NUNUKAN – Anggota DPRD Kaltara, Rismanto, menekankan pentingnya pembangunan ekonomi, infrastruktur, dan layanan publik di wilayah perbatasan. Ia berharap Raperda Pembangunan Perbatasan mampu memperkuat koordinasi lintas sektor dan menghadirkan pemerataan pembangunan yang nyata untuk masyarakat.

Politisi Partai NasDem tersebut menyoroti posisi strategis wilayah perbatasan, termasuk Nunukan, yang bukan hanya menjadi garda terdepan Negara Kesatuan Republik Indonesia (NKRI), tetapi juga gerbang ekonomi dan sosial yang menghubungkan Indonesia dengan Malaysia.

“Kita tidak bisa melihat perbatasan hanya dari sisi keamanan saja.

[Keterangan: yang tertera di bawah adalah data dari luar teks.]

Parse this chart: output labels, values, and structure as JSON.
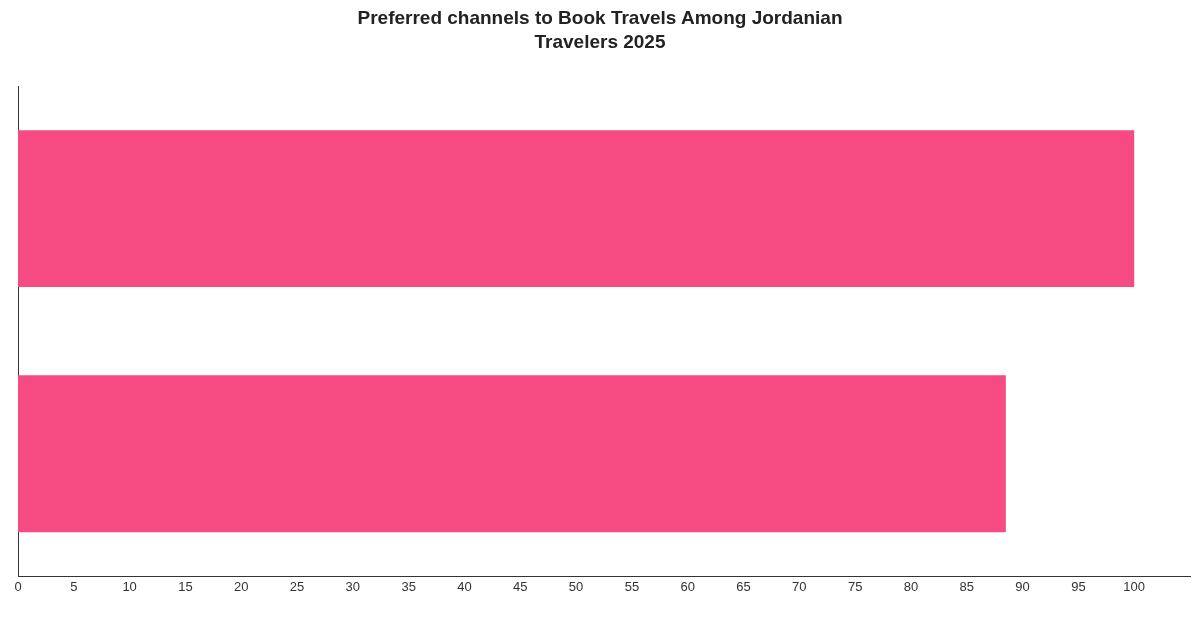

Pembangunan ekonomi, infrastruktur, pendidikan, dan layanan publik di wilayah perbatasan juga harus menjadi prioritas agar masyarakat tidak tertinggal,” tegas Rismanto dalam kegiatan tersebut.

Ia berharap Raperda tersebut dapat menjadi landasan hukum yang kuat untuk memperkuat koordinasi lintas sektor sekaligus mempercepat pemerataan pembangunan di kawasan perbatasan Kaltara. Menurutnya, karakteristik Kaltara yang sebagian besar merupakan wilayah perbatasan menjadikan perencanaan dan pengelolaannya harus dilakukan dengan pendekatan yang lebih inklusif.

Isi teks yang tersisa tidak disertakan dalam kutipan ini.